Symonds declares to continue playing




Andrew Symonds: "I'm looking forward to the challenge of taking up cricket again for my club, state and country, hopefully"
 
Andrew Symonds has confirmed he wants to fight back into the Australia side after what he conceded was irresponsible behaviour that led to him being cut from the squad in Darwin last month. Symonds joined his Queensland team-mates at training in Brisbane on Tuesday and declared his intentions to return to top-level cricket.
"I'm going through the process of trying to improve and become not only a better cricketer but a better person," Symonds said. "I'm looking forward to the challenge of taking up playing cricket again for my club, state and country, hopefully." 
Symonds was unable to say when he would play again but he admitted his attitude over the past few months had been far from ideal. It was the first time Symonds had spoken publicly since he was sent home from Darwin, where he went fishing when he should have been at a team meeting.
That was the latest in a string of incidents that caused concerns in the Australia squad over his commitment to the team. He conceded the grind of constant touring had taken its toll and he was reluctant to make the Darwin trip after a rare couple of months at home. 

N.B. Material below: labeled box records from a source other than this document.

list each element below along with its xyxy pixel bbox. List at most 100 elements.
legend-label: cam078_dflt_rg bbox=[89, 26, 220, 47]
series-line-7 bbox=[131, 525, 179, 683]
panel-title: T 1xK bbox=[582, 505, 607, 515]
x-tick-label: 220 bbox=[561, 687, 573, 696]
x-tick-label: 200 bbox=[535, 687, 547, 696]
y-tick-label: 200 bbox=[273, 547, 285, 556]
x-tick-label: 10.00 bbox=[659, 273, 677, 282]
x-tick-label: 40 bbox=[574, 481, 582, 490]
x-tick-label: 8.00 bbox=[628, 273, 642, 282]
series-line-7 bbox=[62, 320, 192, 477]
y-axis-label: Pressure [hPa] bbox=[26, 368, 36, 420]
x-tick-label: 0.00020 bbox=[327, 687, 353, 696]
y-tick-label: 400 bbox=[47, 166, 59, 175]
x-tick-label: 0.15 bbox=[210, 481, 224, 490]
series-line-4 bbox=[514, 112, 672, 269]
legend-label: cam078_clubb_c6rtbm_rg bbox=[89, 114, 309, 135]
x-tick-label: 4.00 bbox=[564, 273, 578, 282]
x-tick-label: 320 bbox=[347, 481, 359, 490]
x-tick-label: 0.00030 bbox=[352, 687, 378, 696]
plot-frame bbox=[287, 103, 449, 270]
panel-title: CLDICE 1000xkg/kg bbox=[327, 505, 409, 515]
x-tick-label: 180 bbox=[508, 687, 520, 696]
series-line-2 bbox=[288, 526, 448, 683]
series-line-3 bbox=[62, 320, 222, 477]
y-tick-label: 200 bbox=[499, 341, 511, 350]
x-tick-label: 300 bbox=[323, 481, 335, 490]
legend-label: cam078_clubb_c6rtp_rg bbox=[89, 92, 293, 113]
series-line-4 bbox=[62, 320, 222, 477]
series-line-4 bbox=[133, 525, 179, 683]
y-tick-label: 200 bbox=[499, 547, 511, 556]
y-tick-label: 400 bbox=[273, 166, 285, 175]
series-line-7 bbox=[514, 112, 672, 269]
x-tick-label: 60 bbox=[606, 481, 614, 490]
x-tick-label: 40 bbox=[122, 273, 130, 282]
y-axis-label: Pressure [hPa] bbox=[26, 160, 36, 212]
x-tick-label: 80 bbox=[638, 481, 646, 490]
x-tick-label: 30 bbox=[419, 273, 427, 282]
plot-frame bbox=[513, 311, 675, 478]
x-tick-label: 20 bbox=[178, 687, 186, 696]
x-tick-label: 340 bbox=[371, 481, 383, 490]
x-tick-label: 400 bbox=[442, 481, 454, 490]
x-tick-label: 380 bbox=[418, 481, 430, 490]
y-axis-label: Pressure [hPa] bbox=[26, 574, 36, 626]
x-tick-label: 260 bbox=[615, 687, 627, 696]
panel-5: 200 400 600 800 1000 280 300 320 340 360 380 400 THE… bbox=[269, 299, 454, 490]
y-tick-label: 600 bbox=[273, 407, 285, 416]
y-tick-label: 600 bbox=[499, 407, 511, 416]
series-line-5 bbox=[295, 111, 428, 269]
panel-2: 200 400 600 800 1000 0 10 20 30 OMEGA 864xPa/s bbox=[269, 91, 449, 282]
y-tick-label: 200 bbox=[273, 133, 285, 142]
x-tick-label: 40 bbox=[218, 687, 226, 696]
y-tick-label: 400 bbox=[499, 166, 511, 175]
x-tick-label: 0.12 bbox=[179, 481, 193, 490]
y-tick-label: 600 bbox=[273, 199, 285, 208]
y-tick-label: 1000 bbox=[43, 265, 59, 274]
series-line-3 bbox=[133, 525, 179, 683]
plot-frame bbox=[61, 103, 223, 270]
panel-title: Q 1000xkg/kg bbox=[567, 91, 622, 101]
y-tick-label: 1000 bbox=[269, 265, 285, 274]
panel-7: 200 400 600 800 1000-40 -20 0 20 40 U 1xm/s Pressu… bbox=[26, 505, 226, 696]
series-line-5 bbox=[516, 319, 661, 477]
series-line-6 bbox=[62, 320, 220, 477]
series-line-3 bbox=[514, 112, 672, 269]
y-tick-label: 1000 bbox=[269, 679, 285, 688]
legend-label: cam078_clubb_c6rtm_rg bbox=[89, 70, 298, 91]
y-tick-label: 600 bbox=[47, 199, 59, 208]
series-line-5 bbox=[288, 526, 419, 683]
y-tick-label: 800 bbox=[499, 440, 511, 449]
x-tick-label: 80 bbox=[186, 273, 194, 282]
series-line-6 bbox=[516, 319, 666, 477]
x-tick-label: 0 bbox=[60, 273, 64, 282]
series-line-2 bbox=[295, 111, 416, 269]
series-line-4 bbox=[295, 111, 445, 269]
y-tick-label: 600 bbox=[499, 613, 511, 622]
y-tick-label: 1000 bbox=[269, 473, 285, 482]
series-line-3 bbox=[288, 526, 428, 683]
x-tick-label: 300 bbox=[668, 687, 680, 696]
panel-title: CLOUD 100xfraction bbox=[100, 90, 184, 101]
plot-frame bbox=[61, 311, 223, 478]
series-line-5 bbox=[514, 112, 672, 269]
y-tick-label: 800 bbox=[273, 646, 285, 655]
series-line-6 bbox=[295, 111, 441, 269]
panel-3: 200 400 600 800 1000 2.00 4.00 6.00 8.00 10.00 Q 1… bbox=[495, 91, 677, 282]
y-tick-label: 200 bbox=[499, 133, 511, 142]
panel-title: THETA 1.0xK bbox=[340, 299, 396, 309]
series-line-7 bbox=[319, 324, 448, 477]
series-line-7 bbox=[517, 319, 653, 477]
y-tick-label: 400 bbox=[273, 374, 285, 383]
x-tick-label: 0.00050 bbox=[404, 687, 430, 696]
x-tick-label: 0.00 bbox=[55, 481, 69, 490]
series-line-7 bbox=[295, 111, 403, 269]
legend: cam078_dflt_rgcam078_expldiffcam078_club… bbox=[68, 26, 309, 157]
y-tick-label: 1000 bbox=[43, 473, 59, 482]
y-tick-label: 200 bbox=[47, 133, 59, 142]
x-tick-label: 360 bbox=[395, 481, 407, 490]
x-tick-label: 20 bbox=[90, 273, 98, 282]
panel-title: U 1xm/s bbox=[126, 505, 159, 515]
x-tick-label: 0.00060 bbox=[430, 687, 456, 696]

Prior to his time off, Symonds was on Australia's two-month tour of the West Indies, when he was fined for missing the team bus one morning. The Australian also reported that in another incident on that trip Symonds had a heated argument with Michael Clarke, the vice-captain, when Clarke found Symonds drinking in a bar with Brian Lara and questioned whether Symonds should have been there.
In 2005, Symonds had a much publicised stumble when he turned up on the morning of an ODI in Cardiff under the influence of alcohol. He was 30 at the time and his development as a player in the following years suggested it might have been a career-defining moment. In fact, Symonds said he was too slow to learn from his mistakes. 
Following the Darwin fishing trip, he was told to go home and undertake a Cricket Australia-organised rehabilitation programme so he could reassess his attitude. Symonds did not elaborate on what the process involved, although counselling is believed to be part of Cricket Australia's requirements for him.

Following the decision to stand Symonds down there was speculation that he could permanently walk away from Test cricket and focus solely on his seven-figure IPL deal. Instead, he made a public apology to his team-mates, his family and cricket fans, and said he would not be looking back.